As previously reported in June, Hanes was arraigned on a number of charges consisting of three counts of theft, and four counts of petty theft, as well as individual counts of misuse of a credit card, identity theft, and telecommunications fraud.
Defense attorney Randall E. Breaden, representing Hanes, noted his client’s otherwise law-abiding life and lack of prior felonies and serious misdemeanors. He stated, “lines of demarcation were not clearly set” when Hanes began to oversee the business account of the victim in the case. That, at some point, Hanes began “to probably do some things that were inappropriate.”
Breaden went on to state that when the investigation began, his client “immediately cooperated” with the Bureau of Criminal Investigation (BCI). That she fully acknowledged her involvement and had made full restitution to the victim.
The defense attorney went on to recommend community control sanctions or electronic house arrest. He cited Hanes’ health issues that consist of numerous medications and weekly treatments in Cincinnati, as well as her husband’s ties to law enforcement.
“To rectify the wrongs that she did perform,” said Breaden.
Assistant Ohio Attorney General Christian Sticken, of Cleveland, as a prosecutor for the case, stated Hanes took advantage of the victim, a recent widower.
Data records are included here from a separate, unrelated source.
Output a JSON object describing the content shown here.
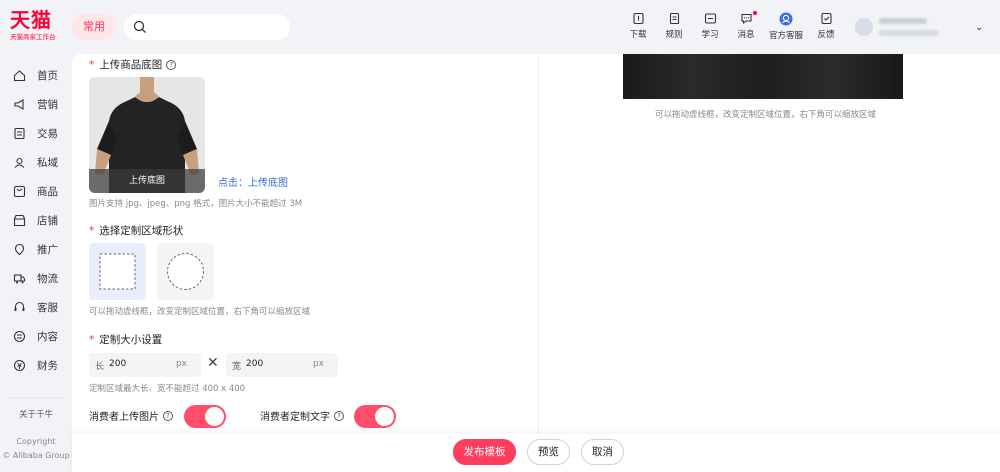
{
  "brand": {
    "name": "天猫",
    "subtitle": "天猫商家工作台"
  },
  "header": {
    "common_label": "常用",
    "search_placeholder": "",
    "tools": [
      {
        "label": "下载",
        "icon": "download-icon"
      },
      {
        "label": "规则",
        "icon": "rules-icon"
      },
      {
        "label": "学习",
        "icon": "learn-icon"
      },
      {
        "label": "消息",
        "icon": "message-icon"
      },
      {
        "label": "官方客服",
        "icon": "customer-service-icon"
      },
      {
        "label": "反馈",
        "icon": "feedback-icon"
      }
    ]
  },
  "sidebar": {
    "items": [
      {
        "label": "首页",
        "icon": "home-icon"
      },
      {
        "label": "营销",
        "icon": "marketing-icon"
      },
      {
        "label": "交易",
        "icon": "trade-icon"
      },
      {
        "label": "私域",
        "icon": "private-domain-icon"
      },
      {
        "label": "商品",
        "icon": "goods-icon"
      },
      {
        "label": "店铺",
        "icon": "store-icon"
      },
      {
        "label": "推广",
        "icon": "promotion-icon"
      },
      {
        "label": "物流",
        "icon": "logistics-icon"
      },
      {
        "label": "客服",
        "icon": "service-icon"
      },
      {
        "label": "内容",
        "icon": "content-icon"
      },
      {
        "label": "财务",
        "icon": "finance-icon"
      }
    ],
    "about": "关于千牛",
    "copyright_line1": "Copyright",
    "copyright_line2": "© Alibaba Group"
  },
  "form": {
    "upload": {
      "title": "上传商品底图",
      "button_label": "上传底图",
      "link_prefix": "点击：",
      "link_label": "上传底图",
      "hint": "图片支持 jpg、jpeg、png 格式，图片大小不能超过 3M"
    },
    "shape": {
      "title": "选择定制区域形状",
      "hint": "可以拖动虚线框，改变定制区域位置，右下角可以缩放区域"
    },
    "size": {
      "title": "定制大小设置",
      "length_key": "长",
      "length_value": "200",
      "width_key": "宽",
      "width_value": "200",
      "unit": "px",
      "times": "✕",
      "hint": "定制区域最大长、宽不能超过 400 x 400"
    },
    "toggles": {
      "consumer_image_label": "消费者上传图片",
      "consumer_text_label": "消费者定制文字"
    }
  },
  "preview": {
    "hint": "可以拖动虚线框，改变定制区域位置，右下角可以缩放区域"
  },
  "footer": {
    "publish": "发布模板",
    "preview": "预览",
    "cancel": "取消"
  },
  "colors": {
    "accent": "#ff3d5c",
    "brand": "#ff0036",
    "link": "#2f6fd6"
  }
}
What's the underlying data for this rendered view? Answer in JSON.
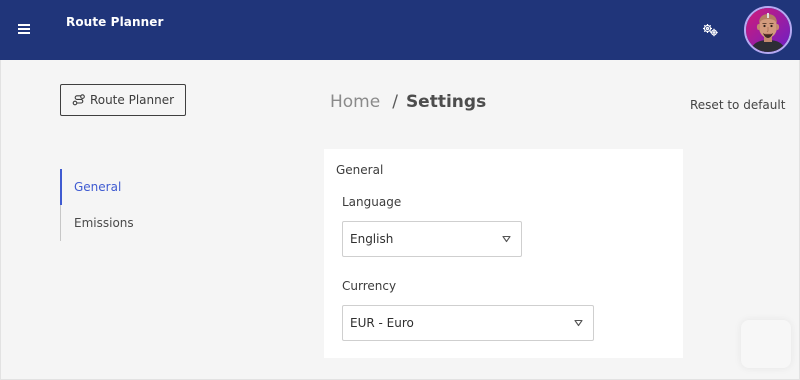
{
  "header": {
    "menu_icon": "hamburger-menu-icon",
    "app_title": "Route Planner",
    "settings_icon": "gears-icon",
    "avatar_icon": "user-avatar",
    "bar_color": "#20357a"
  },
  "sidebar": {
    "route_planner_button": "Route Planner",
    "route_icon": "route-icon",
    "nav": [
      {
        "label": "General",
        "active": true
      },
      {
        "label": "Emissions",
        "active": false
      }
    ],
    "accent_color": "#3f5bd1"
  },
  "breadcrumb": {
    "home": "Home",
    "separator": "/",
    "current": "Settings"
  },
  "reset_label": "Reset to default",
  "general_card": {
    "title": "General",
    "language": {
      "label": "Language",
      "value": "English"
    },
    "currency": {
      "label": "Currency",
      "value": "EUR - Euro"
    }
  }
}
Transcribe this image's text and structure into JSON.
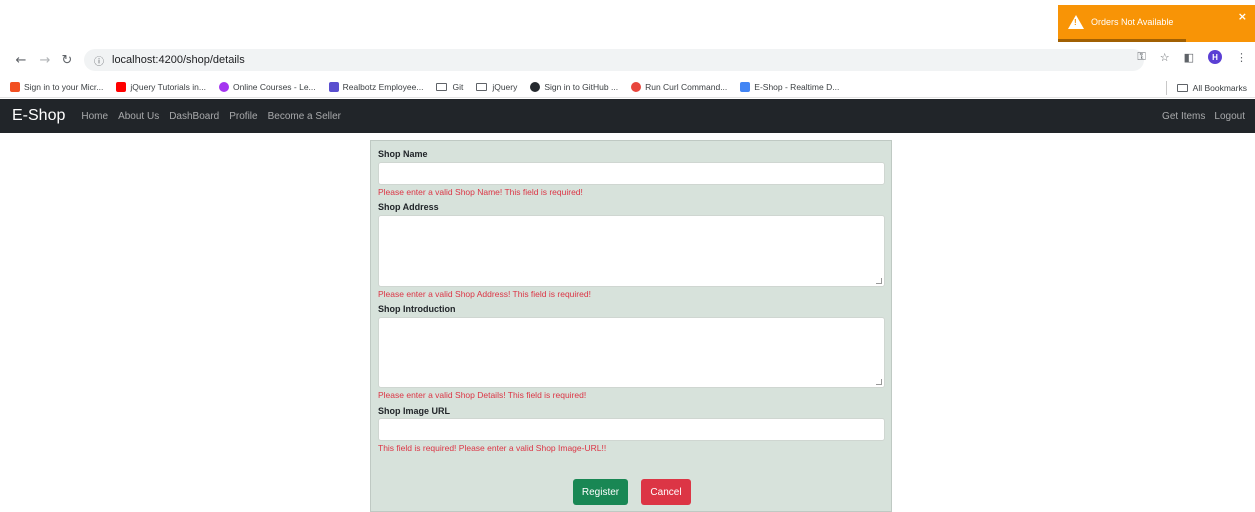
{
  "browser": {
    "url": "localhost:4200/shop/details",
    "profile_initial": "H",
    "bookmarks": [
      {
        "label": "Sign in to your Micr...",
        "icon": "microsoft-icon",
        "color": "#f25022"
      },
      {
        "label": "jQuery Tutorials in...",
        "icon": "youtube-icon",
        "color": "#ff0000"
      },
      {
        "label": "Online Courses - Le...",
        "icon": "udemy-icon",
        "color": "#a435f0"
      },
      {
        "label": "Realbotz Employee...",
        "icon": "realbotz-icon",
        "color": "#5a4fcf"
      },
      {
        "label": "Git",
        "icon": "folder-icon"
      },
      {
        "label": "jQuery",
        "icon": "folder-icon"
      },
      {
        "label": "Sign in to GitHub ...",
        "icon": "github-icon",
        "color": "#24292e"
      },
      {
        "label": "Run Curl Command...",
        "icon": "curl-icon",
        "color": "#e8453c"
      },
      {
        "label": "E-Shop - Realtime D...",
        "icon": "google-icon",
        "color": "#4285f4"
      }
    ],
    "all_bookmarks": "All Bookmarks"
  },
  "navbar": {
    "brand": "E-Shop",
    "links": [
      "Home",
      "About Us",
      "DashBoard",
      "Profile",
      "Become a Seller"
    ],
    "right_links": [
      "Get Items",
      "Logout"
    ]
  },
  "form": {
    "shop_name": {
      "label": "Shop Name",
      "value": "",
      "error": "Please enter a valid Shop Name! This field is required!"
    },
    "shop_address": {
      "label": "Shop Address",
      "value": "",
      "error": "Please enter a valid Shop Address! This field is required!"
    },
    "shop_intro": {
      "label": "Shop Introduction",
      "value": "",
      "error": "Please enter a valid Shop Details! This field is required!"
    },
    "shop_image": {
      "label": "Shop Image URL",
      "value": "",
      "error": "This field is required! Please enter a valid Shop Image-URL!!"
    },
    "register_label": "Register",
    "cancel_label": "Cancel"
  },
  "toast": {
    "message": "Orders Not Available",
    "close": "×",
    "progress": 0.65,
    "color": "#f89406"
  },
  "colors": {
    "navbar": "#212529",
    "form_bg": "#d7e2db",
    "error": "#dc3545",
    "register": "#198754",
    "cancel": "#dc3545"
  }
}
That Hanes was not immediately cooperative but evasive with the BCI investigation, going so far as to deny purchasing a table with the victim’s deceased wife’s credit card, a table that was utilized during a BCI interview.
“The agency even pointed that out to her,” said Sticken with Hanes taking advantage of the situation for five months. “That’s the history of Mrs. Hanes in a nutshell.”
“She enriched herself, greatly,” continued Sticken with “over $20,000 in checks that she wrote to herself.”
The victim in the case made a brief statement that he was “disappointed” in Hanes’ actions as she was “supposed to be a good friend.”
Judge Stevenson cited it as a troubling case on many levels, during an egregious time in an individual’s life – the loss of a spouse.
“You befriended him,” continued Judge Stevenson. “And in a very short period of time, if not immediately, you were taking advantage of the circumstances.”
Hanes was sentenced to 90 days in the Shelby County Jail, $1,000 fine, community control sanctions of five years, and court costs. She was granted a furlough for medical treatments.